Introduction to AWS VPC Peering
A VPC Peering connection is a networking connection between two VPCs that enables you to route traffic between them privately (using private IPv4 or IPv6 addresses). Instances in either VPC can communicate with each other as if they are within the same network.
VPCs can be in different regions (known as inter-region VPC peering connection).
VPC Peering Key points
- You can create a VPC peering connection between your own VPCs, with a VPC in another AWS account or with a VPC in a different AWS Region.
- VPC peering connection is a one to one relationship between two VPCs.
- You can create multiple VPC peering connections for each VPC, but transitive peering relationships are not supported.
- You can modify a VPC peering connection to enable instances in their VPC to communicate with linked EC2-Classic instances in the peer VPC.
- AWS uses the existing infrastructure of a VPC to create a VPC peering connection; it is neither a gateway nor a VPN connection, and does not rely on a separate piece of physical hardware.
- There is no single point of failure for communication or a bandwidth bottleneck.
VPC Peering Limitations
- VPC peering connection cannot be created between VPCs that have matching or overlapping CIDR blocks.
- VPC peering does not support transitive peering relationships.
If A is peered with B, B is peered with C, A is not peered with C.
- VPC does not have access to any other connection that the peer VPC may have and vice versa. Connections that the peer VPC can include:
– VPN connection
– AWS Direct Connect connection
– Internet connection through an Internet gateway
– Internet connection in a private subnet through a NAT device
– VPC endpoint to an AWS service
- VPC peering does not support Edge to Edge Routing through a Gateway or Private Connection.

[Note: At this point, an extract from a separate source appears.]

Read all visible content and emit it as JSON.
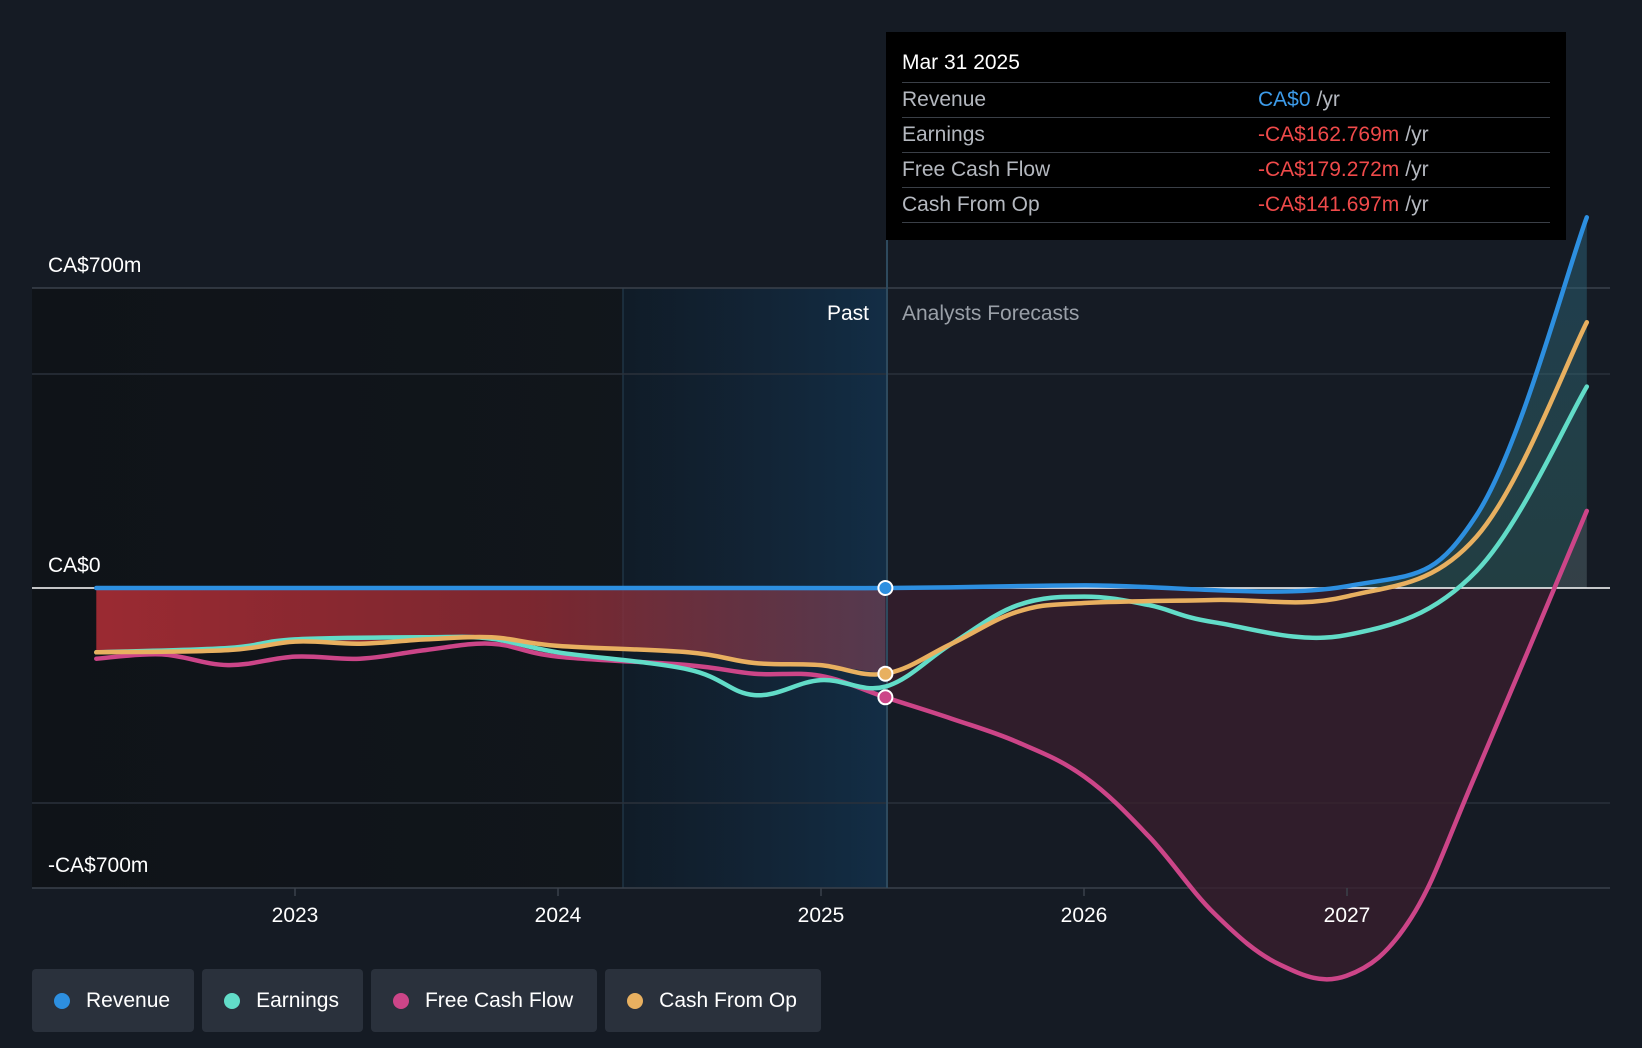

- You cannot have more than one VPC peering connection between the same two VPCs at the same time.
- Unicast reverse path forwarding (RPF) in VPC peering connections is not supported.
- VPC peering connection are limited on the number active and pending VPC peering connections that you can have per VPC.
Establishing VPC Peering Connection
- To enable the flow of traffic between the VPCs, the owner of each VPC in the VPC peering connection must manually add a route to one or more of their VPC route tables that points to the IP address range of the other VPC (the peer VPC).
- Update the security group rules that are associated with your instance to ensure that traffic to and from the peer VPC is not restricted.
- Peering two or more VPCs to provide full access to resources — you have two or more VPCs that you want to peer to enable full sharing of resources between all VPCs.
- Peering to one VPC to access centralized resources — you have a central VPC that contains resources that you want to share with other VPCs. Your central VPC may require full or partial access to peer VPCs, and similarly, peer VPCs may require full or partial access to central VPC.
- VPC peering connection helps you to facilitate transfer of data — if you have more than one AWS account, you can peer VPCs across those accounts to create a file sharing network. You can also use a VPC peering connection to allow other VPCs to access resources you have in one of your VPCs.
- A specific security need that requires separation of function using a VPC construct, but that also requires private connectivity to other environments.
- Common server or services (e.g. an account with a deploy VPC or a separate deploy VPC in the same account, that controls the build/deployment across different AWS accounts).